PP Muhammadiyah - Pimpinan Pusat Muhammadiyah Hikmah, Nahdlatul, Sholawat PP Muhammadiyah - Pimpinan Pusat Muhammadiyah

Jumat, 25 Agustus 2017

IPPNU DKI Tolak Anggapan Anak Emas

Palembang, PP Muhammadiyah - Pimpinan Pusat Muhammadiyah. Pimpinan Wilayah IPPNU DKI Jakarta menampik anggapan pengurus IPPNU di daerah-daerah bahwa Pengurus Pusat Ikatan Pelajar Putri NU mengistimewakan PW IPPNU DKI Jakarta. PW IPPNU menilai kepemimpinan PP IPPNU memperlakukan PW IPPNU DKI Jakarta setara dengan IPPNU daerah lainnya.

“Kami ini independen dalam segala hal. Bahkan untuk kegiatan dan pengembangan program, kami bergerak sendiri,” kata utusan PW IPPNU DKI Jakarta saat LPJ PP IPPNU berlangsung di halaman parkir Asrama Haji Pondok Gede, jalan Kolonel H. Barlian KM.9, Kota Palembang, Ahad, (2/12) siang.

IPPNU DKI Tolak Anggapan Anak Emas (Sumber Gambar : Nu Online)
IPPNU DKI Tolak Anggapan Anak Emas (Sumber Gambar : Nu Online)

IPPNU DKI Tolak Anggapan Anak Emas

Utusan PW IPPNU DKI Jakarta merasa perlu menyampaikan hal demikian.
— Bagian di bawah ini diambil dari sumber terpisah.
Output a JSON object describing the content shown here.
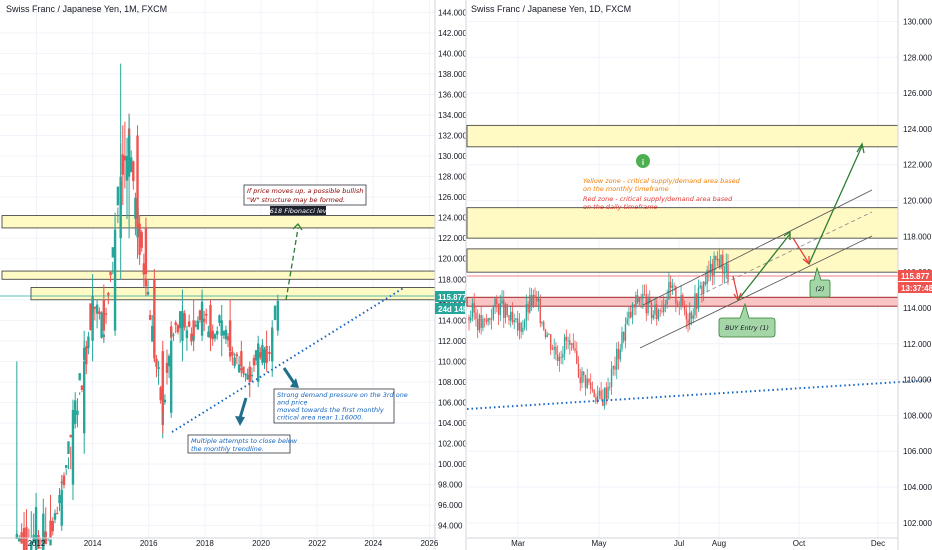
{
  "chart_data": [
    {
      "type": "candlestick",
      "title": "Swiss Franc / Japanese Yen, 1M, FXCM",
      "x_ticks": [
        "2012",
        "2014",
        "2016",
        "2018",
        "2020",
        "2022",
        "2024",
        "2026"
      ],
      "x_range": [
        2010.7,
        2026.2
      ],
      "y_ticks": [
        "94.000",
        "96.000",
        "98.000",
        "100.000",
        "102.000",
        "104.000",
        "106.000",
        "108.000",
        "110.000",
        "112.000",
        "114.000",
        "116.000",
        "118.000",
        "120.000",
        "122.000",
        "124.000",
        "126.000",
        "128.000",
        "130.000",
        "132.000",
        "134.000",
        "136.000",
        "138.000",
        "140.000",
        "142.000",
        "144.000"
      ],
      "ylim": [
        92.8,
        145.2
      ],
      "price_label": "115.877",
      "countdown_label": "24d 14h",
      "zones": [
        {
          "kind": "yellow",
          "from": 123.0,
          "to": 124.2
        },
        {
          "kind": "yellow",
          "from": 118.0,
          "to": 118.8
        },
        {
          "kind": "yellow",
          "from": 116.0,
          "to": 117.2
        }
      ],
      "candles_sketch": [
        {
          "t": 2011.3,
          "o": 92.8,
          "h": 110.0,
          "l": 92.8,
          "c": 92.8
        },
        {
          "t": 2012.5,
          "o": 94.5,
          "h": 97.0,
          "l": 92.8,
          "c": 92.8
        },
        {
          "t": 2012.9,
          "o": 94.0,
          "h": 98.5,
          "l": 93.5,
          "c": 97.5
        },
        {
          "t": 2013.3,
          "o": 98.0,
          "h": 106.0,
          "l": 96.5,
          "c": 104.0
        },
        {
          "t": 2013.7,
          "o": 103.0,
          "h": 112.0,
          "l": 101.0,
          "c": 110.0
        },
        {
          "t": 2014.0,
          "o": 112.0,
          "h": 118.5,
          "l": 110.0,
          "c": 116.0
        },
        {
          "t": 2014.4,
          "o": 116.0,
          "h": 117.5,
          "l": 112.0,
          "c": 113.0
        },
        {
          "t": 2014.8,
          "o": 113.0,
          "h": 124.0,
          "l": 112.5,
          "c": 122.0
        },
        {
          "t": 2015.0,
          "o": 122.0,
          "h": 139.0,
          "l": 118.0,
          "c": 128.0
        },
        {
          "t": 2015.3,
          "o": 128.0,
          "h": 134.0,
          "l": 122.0,
          "c": 132.0
        },
        {
          "t": 2015.6,
          "o": 132.0,
          "h": 133.0,
          "l": 120.0,
          "c": 123.0
        },
        {
          "t": 2015.9,
          "o": 123.0,
          "h": 124.0,
          "l": 117.0,
          "c": 118.5
        },
        {
          "t": 2016.2,
          "o": 118.0,
          "h": 119.0,
          "l": 110.0,
          "c": 111.0
        },
        {
          "t": 2016.5,
          "o": 111.0,
          "h": 112.0,
          "l": 103.0,
          "c": 105.0
        },
        {
          "t": 2016.8,
          "o": 105.0,
          "h": 113.0,
          "l": 104.5,
          "c": 112.0
        },
        {
          "t": 2017.2,
          "o": 112.0,
          "h": 117.0,
          "l": 110.0,
          "c": 114.0
        },
        {
          "t": 2017.6,
          "o": 114.0,
          "h": 116.0,
          "l": 111.0,
          "c": 112.5
        },
        {
          "t": 2017.9,
          "o": 112.5,
          "h": 117.0,
          "l": 112.0,
          "c": 115.5
        },
        {
          "t": 2018.2,
          "o": 115.5,
          "h": 116.0,
          "l": 111.0,
          "c": 112.5
        },
        {
          "t": 2018.6,
          "o": 112.5,
          "h": 115.5,
          "l": 110.5,
          "c": 114.0
        },
        {
          "t": 2018.9,
          "o": 114.0,
          "h": 116.0,
          "l": 110.0,
          "c": 111.0
        },
        {
          "t": 2019.3,
          "o": 111.0,
          "h": 112.0,
          "l": 108.5,
          "c": 109.5
        },
        {
          "t": 2019.6,
          "o": 109.5,
          "h": 110.0,
          "l": 106.5,
          "c": 108.0
        },
        {
          "t": 2019.9,
          "o": 108.0,
          "h": 112.5,
          "l": 107.5,
          "c": 111.5
        },
        {
          "t": 2020.2,
          "o": 111.5,
          "h": 113.0,
          "l": 109.0,
          "c": 110.0
        },
        {
          "t": 2020.4,
          "o": 110.0,
          "h": 114.0,
          "l": 108.5,
          "c": 113.0
        },
        {
          "t": 2020.6,
          "o": 113.0,
          "h": 116.5,
          "l": 112.5,
          "c": 115.9
        }
      ],
      "annotations": [
        {
          "text": "If price moves up, a possible bullish \"W\" structure may be formed.",
          "color": "#8b0000"
        },
        {
          "text": "0.618 Fibonacci level",
          "color": "#ffffff"
        },
        {
          "text": "Strong demand pressure on the 3rd one and price moved towards the first monthly critical area near 1.16000.",
          "color": "#1565c0"
        },
        {
          "text": "Multiple attempts to close below the monthly trendline.",
          "color": "#1565c0"
        }
      ]
    },
    {
      "type": "candlestick",
      "title": "Swiss Franc / Japanese Yen, 1D, FXCM",
      "x_ticks": [
        "Mar",
        "May",
        "Jul",
        "Aug",
        "Oct",
        "Dec"
      ],
      "y_ticks": [
        "102.000",
        "104.000",
        "106.000",
        "108.000",
        "110.000",
        "112.000",
        "114.000",
        "116.000",
        "118.000",
        "120.000",
        "122.000",
        "124.000",
        "126.000",
        "128.000",
        "130.000"
      ],
      "ylim": [
        101.6,
        131.2
      ],
      "price_label": "115.877",
      "countdown_label": "13:37:48",
      "zones": [
        {
          "kind": "yellow",
          "from": 123.0,
          "to": 124.2
        },
        {
          "kind": "yellow",
          "from": 117.9,
          "to": 119.6
        },
        {
          "kind": "yellow",
          "from": 116.0,
          "to": 117.3
        },
        {
          "kind": "red",
          "from": 114.1,
          "to": 114.6
        }
      ],
      "close_path": [
        113.5,
        113.8,
        113.2,
        113.0,
        113.4,
        114.0,
        114.2,
        113.8,
        113.5,
        113.0,
        112.8,
        113.2,
        114.0,
        114.5,
        114.1,
        113.4,
        112.6,
        112.0,
        111.5,
        111.8,
        112.2,
        111.5,
        110.8,
        110.2,
        110.0,
        109.6,
        109.2,
        108.8,
        109.4,
        110.2,
        111.0,
        112.0,
        113.0,
        113.6,
        114.2,
        114.8,
        114.4,
        113.8,
        113.6,
        114.0,
        114.6,
        115.0,
        114.8,
        114.4,
        114.0,
        113.6,
        114.2,
        114.8,
        115.4,
        115.9,
        116.3,
        116.8,
        116.4,
        115.9
      ],
      "annotations": [
        {
          "text": "Yellow zone - critical supply/demand area based on the monthly timeframe",
          "color": "#f57c00"
        },
        {
          "text": "Red zone - critical supply/demand area based on the daily timeframe",
          "color": "#e53935"
        },
        {
          "text": "BUY Entry (1)",
          "color": "#131722"
        },
        {
          "text": "(2)",
          "color": "#131722"
        }
      ]
    }
  ]
}
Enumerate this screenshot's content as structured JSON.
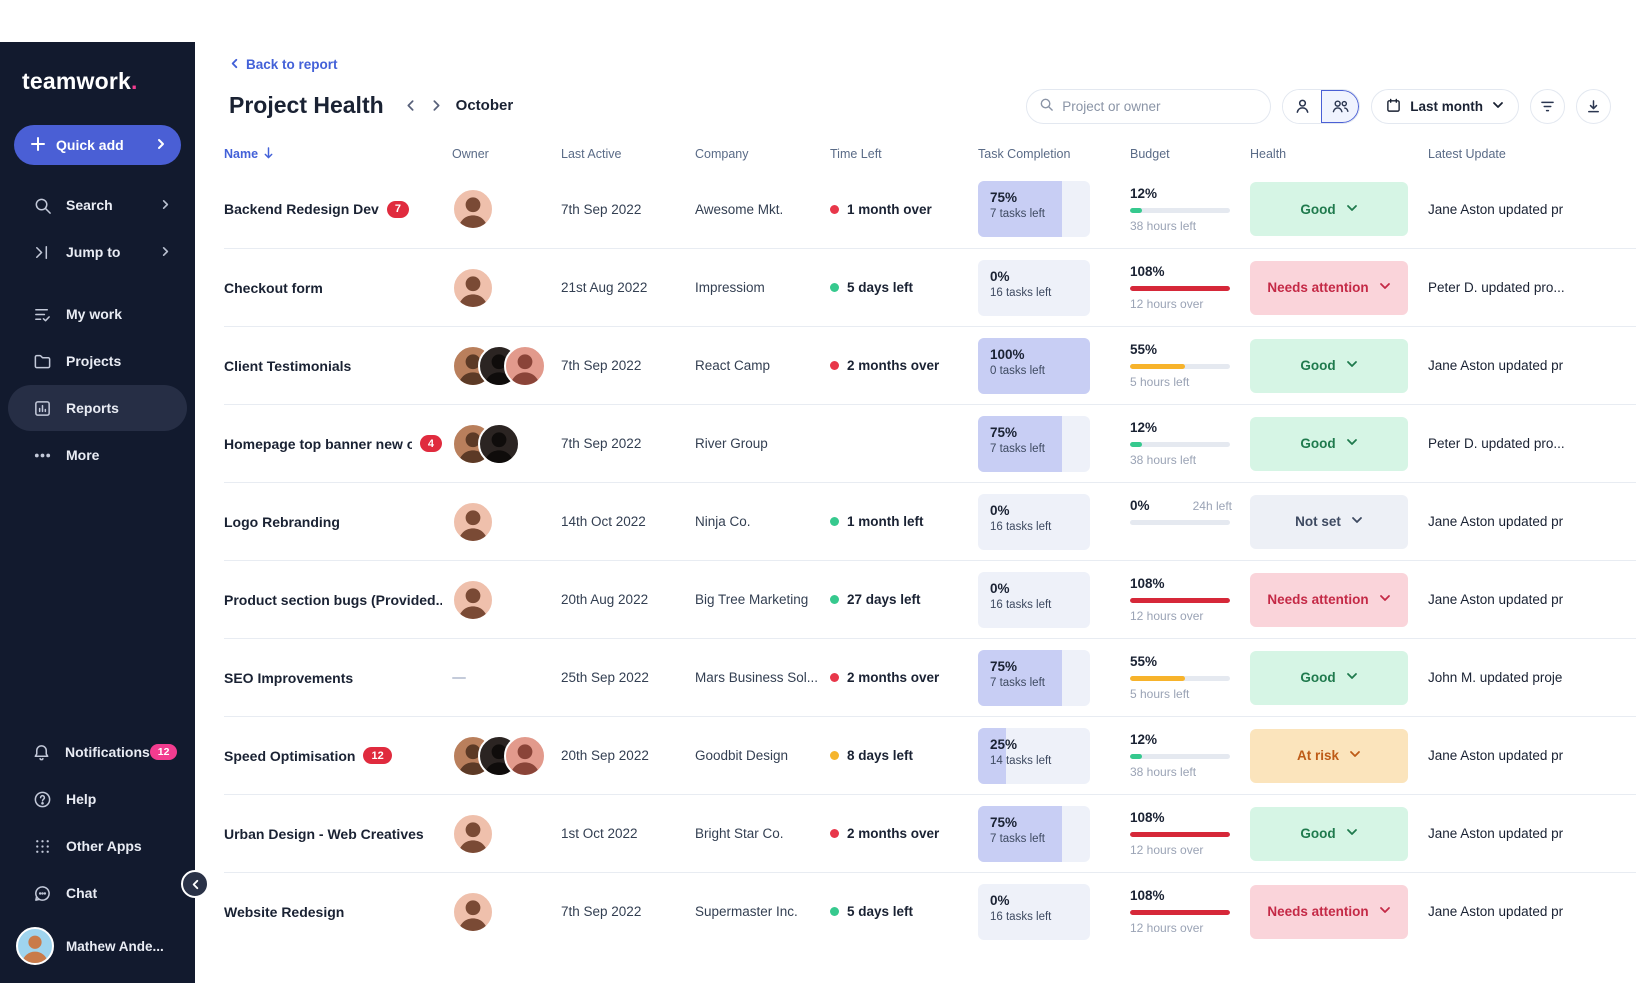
{
  "app": {
    "logo_text": "teamwork",
    "logo_dot": "."
  },
  "sidebar": {
    "quick_add_label": "Quick add",
    "nav_top": [
      {
        "label": "Search",
        "icon": "search-icon",
        "chevron": true
      },
      {
        "label": "Jump to",
        "icon": "jump-to-icon",
        "chevron": true
      }
    ],
    "nav_main": [
      {
        "label": "My work",
        "icon": "my-work-icon",
        "active": false
      },
      {
        "label": "Projects",
        "icon": "projects-folder-icon",
        "active": false
      },
      {
        "label": "Reports",
        "icon": "reports-chart-icon",
        "active": true
      },
      {
        "label": "More",
        "icon": "more-dots-icon",
        "active": false
      }
    ],
    "nav_bottom": [
      {
        "label": "Notifications",
        "icon": "bell-icon",
        "badge": "12"
      },
      {
        "label": "Help",
        "icon": "help-icon"
      },
      {
        "label": "Other Apps",
        "icon": "apps-grid-icon"
      },
      {
        "label": "Chat",
        "icon": "chat-icon"
      }
    ],
    "user": {
      "name": "Mathew Ande...",
      "avatar": {
        "bg": "#9FD4EE",
        "fg": "#C97B4A"
      }
    }
  },
  "header": {
    "back_link": "Back to report",
    "title": "Project Health",
    "period": "October",
    "search_placeholder": "Project or owner",
    "date_filter_label": "Last month"
  },
  "table": {
    "columns": [
      "Name",
      "Owner",
      "Last Active",
      "Company",
      "Time Left",
      "Task Completion",
      "Budget",
      "Health",
      "Latest Update"
    ],
    "sort": {
      "column": "Name",
      "direction": "desc"
    },
    "rows": [
      {
        "name": "Backend Redesign Dev",
        "badge": "7",
        "owners": [
          {
            "bg": "#EFC0AC",
            "fg": "#7A4A35"
          }
        ],
        "last_active": "7th Sep 2022",
        "company": "Awesome Mkt.",
        "time_left": {
          "status": "red",
          "label": "1 month over"
        },
        "completion": {
          "pct": 75,
          "label": "75%",
          "sub": "7 tasks left"
        },
        "budget": {
          "label": "12%",
          "fill": 12,
          "color": "green",
          "sub": "38 hours left",
          "inline": ""
        },
        "health": {
          "label": "Good",
          "variant": "good"
        },
        "update": "Jane Aston updated pr"
      },
      {
        "name": "Checkout form",
        "badge": "",
        "owners": [
          {
            "bg": "#EFC0AC",
            "fg": "#7A4A35"
          }
        ],
        "last_active": "21st Aug 2022",
        "company": "Impressiom",
        "time_left": {
          "status": "green",
          "label": "5 days left"
        },
        "completion": {
          "pct": 0,
          "label": "0%",
          "sub": "16 tasks left"
        },
        "budget": {
          "label": "108%",
          "fill": 100,
          "color": "red",
          "sub": "12 hours over",
          "inline": ""
        },
        "health": {
          "label": "Needs attention",
          "variant": "attention"
        },
        "update": "Peter D. updated pro..."
      },
      {
        "name": "Client Testimonials",
        "badge": "",
        "owners": [
          {
            "bg": "#B97F5C",
            "fg": "#5C3A26"
          },
          {
            "bg": "#2B2422",
            "fg": "#0F0C0B"
          },
          {
            "bg": "#E29A8C",
            "fg": "#8A4438"
          }
        ],
        "last_active": "7th Sep 2022",
        "company": "React Camp",
        "time_left": {
          "status": "red",
          "label": "2 months over"
        },
        "completion": {
          "pct": 100,
          "label": "100%",
          "sub": "0 tasks left"
        },
        "budget": {
          "label": "55%",
          "fill": 55,
          "color": "yellow",
          "sub": "5 hours left",
          "inline": ""
        },
        "health": {
          "label": "Good",
          "variant": "good"
        },
        "update": "Jane Aston updated pr"
      },
      {
        "name": "Homepage top banner new o...",
        "badge": "4",
        "owners": [
          {
            "bg": "#B97F5C",
            "fg": "#5C3A26"
          },
          {
            "bg": "#2B2422",
            "fg": "#0F0C0B"
          }
        ],
        "last_active": "7th Sep 2022",
        "company": "River Group",
        "time_left": null,
        "completion": {
          "pct": 75,
          "label": "75%",
          "sub": "7 tasks left"
        },
        "budget": {
          "label": "12%",
          "fill": 12,
          "color": "green",
          "sub": "38 hours left",
          "inline": ""
        },
        "health": {
          "label": "Good",
          "variant": "good"
        },
        "update": "Peter D. updated pro..."
      },
      {
        "name": "Logo Rebranding",
        "badge": "",
        "owners": [
          {
            "bg": "#EFC0AC",
            "fg": "#7A4A35"
          }
        ],
        "last_active": "14th Oct 2022",
        "company": "Ninja Co.",
        "time_left": {
          "status": "green",
          "label": "1 month left"
        },
        "completion": {
          "pct": 0,
          "label": "0%",
          "sub": "16 tasks left"
        },
        "budget": {
          "label": "0%",
          "fill": 0,
          "color": "green",
          "sub": "",
          "inline": "24h left"
        },
        "health": {
          "label": "Not set",
          "variant": "notset"
        },
        "update": "Jane Aston updated pr"
      },
      {
        "name": "Product section bugs (Provided...",
        "badge": "",
        "owners": [
          {
            "bg": "#EFC0AC",
            "fg": "#7A4A35"
          }
        ],
        "last_active": "20th Aug 2022",
        "company": "Big Tree Marketing",
        "time_left": {
          "status": "green",
          "label": "27 days left"
        },
        "completion": {
          "pct": 0,
          "label": "0%",
          "sub": "16 tasks left"
        },
        "budget": {
          "label": "108%",
          "fill": 100,
          "color": "red",
          "sub": "12 hours over",
          "inline": ""
        },
        "health": {
          "label": "Needs attention",
          "variant": "attention"
        },
        "update": "Jane Aston updated pr"
      },
      {
        "name": "SEO Improvements",
        "badge": "",
        "owners": [],
        "last_active": "25th Sep 2022",
        "company": "Mars Business Sol...",
        "time_left": {
          "status": "red",
          "label": "2 months over"
        },
        "completion": {
          "pct": 75,
          "label": "75%",
          "sub": "7 tasks left"
        },
        "budget": {
          "label": "55%",
          "fill": 55,
          "color": "yellow",
          "sub": "5 hours left",
          "inline": ""
        },
        "health": {
          "label": "Good",
          "variant": "good"
        },
        "update": "John M. updated proje"
      },
      {
        "name": "Speed Optimisation",
        "badge": "12",
        "owners": [
          {
            "bg": "#B97F5C",
            "fg": "#5C3A26"
          },
          {
            "bg": "#2B2422",
            "fg": "#0F0C0B"
          },
          {
            "bg": "#E29A8C",
            "fg": "#8A4438"
          }
        ],
        "last_active": "20th Sep 2022",
        "company": "Goodbit Design",
        "time_left": {
          "status": "yellow",
          "label": "8 days left"
        },
        "completion": {
          "pct": 25,
          "label": "25%",
          "sub": "14 tasks left"
        },
        "budget": {
          "label": "12%",
          "fill": 12,
          "color": "green",
          "sub": "38 hours left",
          "inline": ""
        },
        "health": {
          "label": "At risk",
          "variant": "atrisk"
        },
        "update": "Jane Aston updated pr"
      },
      {
        "name": "Urban Design - Web Creatives",
        "badge": "",
        "owners": [
          {
            "bg": "#EFC0AC",
            "fg": "#7A4A35"
          }
        ],
        "last_active": "1st Oct 2022",
        "company": "Bright Star Co.",
        "time_left": {
          "status": "red",
          "label": "2 months over"
        },
        "completion": {
          "pct": 75,
          "label": "75%",
          "sub": "7 tasks left"
        },
        "budget": {
          "label": "108%",
          "fill": 100,
          "color": "red",
          "sub": "12 hours over",
          "inline": ""
        },
        "health": {
          "label": "Good",
          "variant": "good"
        },
        "update": "Jane Aston updated pr"
      },
      {
        "name": "Website Redesign",
        "badge": "",
        "owners": [
          {
            "bg": "#EFC0AC",
            "fg": "#7A4A35"
          }
        ],
        "last_active": "7th Sep 2022",
        "company": "Supermaster Inc.",
        "time_left": {
          "status": "green",
          "label": "5 days left"
        },
        "completion": {
          "pct": 0,
          "label": "0%",
          "sub": "16 tasks left"
        },
        "budget": {
          "label": "108%",
          "fill": 100,
          "color": "red",
          "sub": "12 hours over",
          "inline": ""
        },
        "health": {
          "label": "Needs attention",
          "variant": "attention"
        },
        "update": "Jane Aston updated pr"
      }
    ]
  },
  "colors": {
    "sidebar_bg": "#121A2E",
    "accent_blue": "#4A5FD5",
    "link_blue": "#4361D8",
    "brand_pink": "#F23C8F",
    "badge_red": "#E02B3E",
    "dot": {
      "red": "#E8374A",
      "green": "#36C98E",
      "yellow": "#F5B52E"
    },
    "budget": {
      "green": "#36C98E",
      "yellow": "#F7B32B",
      "red": "#D62839"
    },
    "completion_fill": "#C8CEF4",
    "completion_bg": "#EEF1F9",
    "health": {
      "good_bg": "#D6F5E5",
      "good_text": "#1F7A4D",
      "attention_bg": "#FAD4DA",
      "attention_text": "#C42946",
      "notset_bg": "#EDF0F6",
      "notset_text": "#3E4A61",
      "atrisk_bg": "#FBE4BC",
      "atrisk_text": "#BE5B17"
    }
  }
}
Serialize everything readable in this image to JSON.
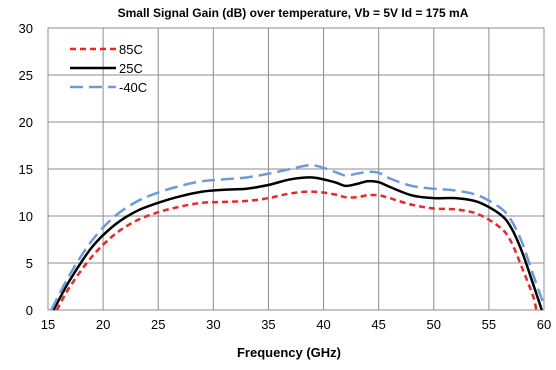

Utusan DKI Jakarta mencoba meluruskan persoalan dugaan tidak berdasar tersebut di hadapan sidang LPJ. Hal itu diungkapkan ketika sejumlah utusan pengurus daerah IPPNU melontarkan kekecewaannya terhadap PP IPPNU.

PP Muhammadiyah - Pimpinan Pusat Muhammadiyah

“Kehadiran sekretariat PP IPPNU di ibu kota Jakarta, bukan berarti memberikan akses istimewa bagi PW IPPNU DKI Jakarta,” tambahnya.

Utusan PW IPPNU DKI Jakarta menunjuk sebuah contoh. Dalam mengadakan Makesta, masa kesetiaan anggota sebagai proses kaderisasi awal, PW IPPNU DKI menggelarnya secara mandiri tanpa bantuan PP IPPNU.

PP Muhammadiyah - Pimpinan Pusat Muhammadiyah

Dengan suara lantang, utusan PW IPPNU DKI Jakarta mengimbau semua peserta sidang LPJ untuk menghapus kecemburuan tidak beralasan. Menurutnya, kemandirian pengurus IPPNU daerah perlu dipertegas kembali.

Sidang LPJ sedikitnya dihadiri oleh semua jajaran PP IPPNU. Mereka duduk di atas panggung menghadapi semua pengurus wilayah dan cabang IPPNU se-Indonesia. Sementara ruang sidang dibatasi oleh tali panjang mengulur. Ruang sidang LPJ yang terbuka disterilkan dari pengunjung yang tidak mengenakan penanda peserta.

Redaktur: A. Khoirul Anam

Penulis   : Alhafiz Kurniawan

Dari Nu Online: nu.or.id

PP Muhammadiyah - Pimpinan Pusat Muhammadiyah Makam, Cerita, Bahtsul Masail PP Muhammadiyah - Pimpinan Pusat Muhammadiyah

Doa Pengusir Marah

“Sesungguhnya orang yang kuat bukan orang yang unggul dalam bergulat, melainkan orang yang mampu menguasai dirinya saat marah.” Pernyataan Rasulullah yang diriwayatkan Abu Dawud dan At-Tirmidzi ini menyiratkan pesan bahwa mengendalikan diri lebih dari sekadar urusan fisik.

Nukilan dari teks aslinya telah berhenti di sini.